For starters, I think each one of us should consider how we are biased. It is natural to like those who come from our groups. If we are from Idaho, we might identify with and speak fondly of Idahoans. Even so, if we are black people, we often identify with black people. Natural enough, right? And, it is the same with white people, right?
Mitt Romney ran for president four years ago. His being a member of my church certainly was a factor in my deciding who I would vote for.
Supporting our own is not wrong.
But --here's the trick -- condemning and disliking those who are not our own is wrong. If they do nothing to warrant our dislike, then it is wrong for us to dislike them. That is when the word "discrimination" locks in.
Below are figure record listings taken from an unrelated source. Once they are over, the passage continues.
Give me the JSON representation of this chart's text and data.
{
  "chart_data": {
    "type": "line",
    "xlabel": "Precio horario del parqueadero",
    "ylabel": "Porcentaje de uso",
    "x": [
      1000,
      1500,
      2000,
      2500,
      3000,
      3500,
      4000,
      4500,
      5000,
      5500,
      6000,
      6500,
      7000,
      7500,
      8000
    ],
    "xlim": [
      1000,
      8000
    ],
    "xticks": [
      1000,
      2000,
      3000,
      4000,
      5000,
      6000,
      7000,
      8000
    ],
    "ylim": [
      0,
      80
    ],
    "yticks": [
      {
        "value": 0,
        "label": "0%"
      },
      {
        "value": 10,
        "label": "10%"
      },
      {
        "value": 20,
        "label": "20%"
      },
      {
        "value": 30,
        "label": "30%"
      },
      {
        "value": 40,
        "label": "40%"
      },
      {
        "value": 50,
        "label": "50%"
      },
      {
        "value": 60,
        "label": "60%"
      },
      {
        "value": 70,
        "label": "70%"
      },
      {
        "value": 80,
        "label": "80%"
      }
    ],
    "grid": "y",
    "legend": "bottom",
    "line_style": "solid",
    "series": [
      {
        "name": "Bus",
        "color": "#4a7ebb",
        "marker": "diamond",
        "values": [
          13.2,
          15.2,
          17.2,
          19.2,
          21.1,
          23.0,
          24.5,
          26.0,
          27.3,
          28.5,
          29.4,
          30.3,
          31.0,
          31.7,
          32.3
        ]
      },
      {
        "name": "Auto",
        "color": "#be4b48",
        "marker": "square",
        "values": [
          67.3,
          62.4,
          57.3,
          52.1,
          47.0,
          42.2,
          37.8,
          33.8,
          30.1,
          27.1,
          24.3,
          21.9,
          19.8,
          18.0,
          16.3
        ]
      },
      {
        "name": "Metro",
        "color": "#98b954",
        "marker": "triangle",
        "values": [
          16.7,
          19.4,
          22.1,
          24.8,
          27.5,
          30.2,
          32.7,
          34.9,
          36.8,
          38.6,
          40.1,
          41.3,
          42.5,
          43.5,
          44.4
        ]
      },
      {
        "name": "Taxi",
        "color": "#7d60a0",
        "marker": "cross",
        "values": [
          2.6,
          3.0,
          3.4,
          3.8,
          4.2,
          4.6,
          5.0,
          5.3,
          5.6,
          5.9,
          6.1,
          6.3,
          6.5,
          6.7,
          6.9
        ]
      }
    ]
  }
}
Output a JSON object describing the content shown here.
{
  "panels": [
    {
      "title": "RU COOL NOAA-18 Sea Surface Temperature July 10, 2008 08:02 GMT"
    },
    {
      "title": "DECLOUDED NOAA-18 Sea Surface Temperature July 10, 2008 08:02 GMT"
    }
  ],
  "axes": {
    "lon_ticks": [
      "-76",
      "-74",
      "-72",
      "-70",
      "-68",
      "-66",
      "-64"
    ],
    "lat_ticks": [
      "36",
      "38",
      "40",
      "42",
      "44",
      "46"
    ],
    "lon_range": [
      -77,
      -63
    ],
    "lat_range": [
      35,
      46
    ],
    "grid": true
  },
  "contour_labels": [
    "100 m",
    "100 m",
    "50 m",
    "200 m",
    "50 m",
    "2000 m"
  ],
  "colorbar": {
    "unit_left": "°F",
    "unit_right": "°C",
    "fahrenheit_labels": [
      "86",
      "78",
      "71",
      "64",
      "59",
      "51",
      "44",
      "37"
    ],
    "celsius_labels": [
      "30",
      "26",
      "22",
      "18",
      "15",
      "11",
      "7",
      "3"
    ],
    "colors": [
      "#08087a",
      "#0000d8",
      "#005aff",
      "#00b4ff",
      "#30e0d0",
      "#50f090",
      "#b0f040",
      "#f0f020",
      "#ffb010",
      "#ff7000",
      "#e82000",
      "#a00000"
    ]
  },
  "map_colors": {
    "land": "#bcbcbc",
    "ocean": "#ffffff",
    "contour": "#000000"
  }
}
So, if we are to solve racism, the first steps include:
(1.) Recognizing that we tend to pool with those who are like us. This does not need to be seen as a bad thing. Feeling an affinity for those like ourselves does not need to be a negative.
(2.) Recognizing that it is wrong to dislike or condemn or find fault with those who are not in our group simply because they are not in our group.
(3.) Recognizing that it is possible for some police to be biased and to hurt or kill those who are of different races. And, to recognize not only that it is possible, but that it does, in fact, happen.
(4.) Recognizing that some accusations of racism are false, and that not only are they false, but they are harmful and damaging.
If we were to want to solve our race problem, we could begin by hammering out this message, by sharing the four above points with each other. If we could get all Americans to consider these points, and to see that they are true, we would be started on the road to success in solving our race problem. And, while it is clear we can't get all Americans to consider the points, the more people who signed on to recognizing these four things, the further we would be along the path of solving our racial divide.
It is said that the first steps of repentance including recognizing the fault, and confessing it. It is no difference with a nation than it is with a person. So, if we are serious, as a nation, about solving our racial divide -- and we ought to be -- then we should push to get as many people as possible to recognize and confess to the problem.